Jesus again mentions the heavenly Father in v. 13, ὁ πατὴρ ὁ ἐξ οὐρανοῦ
(‘the father from heaven’). Jesus associates God with the ‘heavens’, οὐρανοί, pl. of ‘heaven, sky’. Cl. Gk prose writers never use the pl., which is only used infrequently and mostly in poetic contexts in the LXX, e.g. Psalms, (LSJ s.v. & Muraoka s.v., b).

ἁγιασθήτω τὸ ὄνομά σου: ‘hallowed be thy name’. In pagan prayer gratitude was expressed through glorification esp. through formulations of honour.

ἡ βασιλεία σου: Jesus cites God’s ‘kingdom, reign’. Zeus ‘reigns in heaven’ (Hesiod, Theogony 71). Further, ‘Zeus is king, not tyrant. One of his main domains is right and justice…Human kings are under his special protection.’ (OCD3, p. 1637).

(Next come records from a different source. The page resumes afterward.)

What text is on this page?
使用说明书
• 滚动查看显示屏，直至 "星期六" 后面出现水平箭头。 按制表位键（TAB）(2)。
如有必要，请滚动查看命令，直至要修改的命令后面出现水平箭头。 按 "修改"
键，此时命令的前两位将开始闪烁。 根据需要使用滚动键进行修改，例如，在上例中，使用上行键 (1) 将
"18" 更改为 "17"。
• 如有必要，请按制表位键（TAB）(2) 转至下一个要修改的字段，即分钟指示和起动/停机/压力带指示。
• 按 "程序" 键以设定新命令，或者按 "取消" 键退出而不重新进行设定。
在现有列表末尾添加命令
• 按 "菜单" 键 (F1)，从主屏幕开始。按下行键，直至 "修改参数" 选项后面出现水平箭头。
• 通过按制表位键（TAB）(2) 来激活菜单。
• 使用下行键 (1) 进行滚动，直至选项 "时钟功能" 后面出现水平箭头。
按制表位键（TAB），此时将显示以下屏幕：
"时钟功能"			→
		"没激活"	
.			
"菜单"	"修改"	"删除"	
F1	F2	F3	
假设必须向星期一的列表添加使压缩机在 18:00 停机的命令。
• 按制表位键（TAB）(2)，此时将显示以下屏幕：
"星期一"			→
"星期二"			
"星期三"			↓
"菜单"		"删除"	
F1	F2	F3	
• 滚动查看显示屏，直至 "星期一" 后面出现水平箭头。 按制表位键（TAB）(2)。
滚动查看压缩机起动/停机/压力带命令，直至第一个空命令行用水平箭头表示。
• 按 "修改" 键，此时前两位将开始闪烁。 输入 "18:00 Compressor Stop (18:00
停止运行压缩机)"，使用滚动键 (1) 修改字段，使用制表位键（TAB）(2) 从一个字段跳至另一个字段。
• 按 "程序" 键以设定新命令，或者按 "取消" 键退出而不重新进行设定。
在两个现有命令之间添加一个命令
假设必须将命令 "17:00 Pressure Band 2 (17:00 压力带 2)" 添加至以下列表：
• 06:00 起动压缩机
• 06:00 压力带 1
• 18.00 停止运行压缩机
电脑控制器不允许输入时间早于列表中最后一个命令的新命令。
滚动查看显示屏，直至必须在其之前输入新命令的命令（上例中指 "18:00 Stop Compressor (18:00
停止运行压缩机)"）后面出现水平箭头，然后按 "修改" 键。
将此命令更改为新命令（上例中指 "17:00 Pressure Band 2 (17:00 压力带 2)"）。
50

τὸ θέλημά σου: θέλημα, τό (< θέλω), ‘will’, apparently not freq. in cl. Gk; used in LXX (‘desire, interest’: Muraoka s.v.), and more freq. in NT, most often of God’s will (EDNT s.v., 3). The will of Zeus famously lies behind the plot of the Iliad, and in cult and myth his will is signalled ‘in dreams, augural signs, thunder and lightning’ (OCD3, p. 1637).

[3] δίδου ἡμῖν: the request section, conventional also in ancient Greek prayer, takes up vv. 3-4. the imper. δίδου has a continuous, ongoing aspect: ‘keep giving us’. I.e. ‘Give us today and tomorrow, and the day after that, and so forth.’ τὸ καθ᾿ ἡμέραν: adv. phrase in the acc., meaning ‘daily’ (adv.). Jesus implies a succession of ‘todays’.

[4] τοῦ πονηροῦ: here the substantive ὁ πονηρός (masc. personal) is understood: ‘the Evil One’. In cl. Gk πονηρός < πόνος, ‘toil, exertion’, can mean ‘toilsome, wearisome’ (LSJ s.v., I.2); but also ‘worthless’, ‘wicked’, of a reputation, life, speech, a person (LSJ s.v., III); in LXX, ‘evil’ (in a moral or ethical sense: Muraoka s.v., 1a) as here. Who the ‘Evil One’ is will concern theologians. Cf. v. 13, πονηροί.

Philosophers such as Pythagoras, Plato, and Aristotle (who wrote a book on prayer, Diogenes Laertius 5.22) held that mortals should pray for ‘good things’ (τἀγαθά) without specifying them. The gods would decide which things were appropriate. In (pseudo-) Plato, Alcibiades  2 Socrates recites a model prayer he claims to have heard from a wise (φρόνιμος) poet (143a1–3):

Ζεῦ βασιλεῦτὰ μὲν ἐσθλάφησίκαὶ εὐχομένοις
καὶ ἀνεύκτοις
ἄμμι δίδουτὰ δὲ δειλὰ καὶ εὐχομένοις ἀπαλέξειν

‘Zeus Basileus (‘King’), give us good things (τὰ μὲν ἐσθλά)

both when we pray and when we do not.

And, as we pray, ward off the bad things (τὰ δὲ δειλά).’

[13] ὁ πατὴρ ὁ ἐξ οὐρανοῦ δώσει πνεῦμα ἀγαθὸν τοῖς αἰτοῦσιν αὐτόν: the Heavenly Father will grant ‘good spirit’ to those who petition Him. The Engl. translation renders this as ‘Holy Spirit’.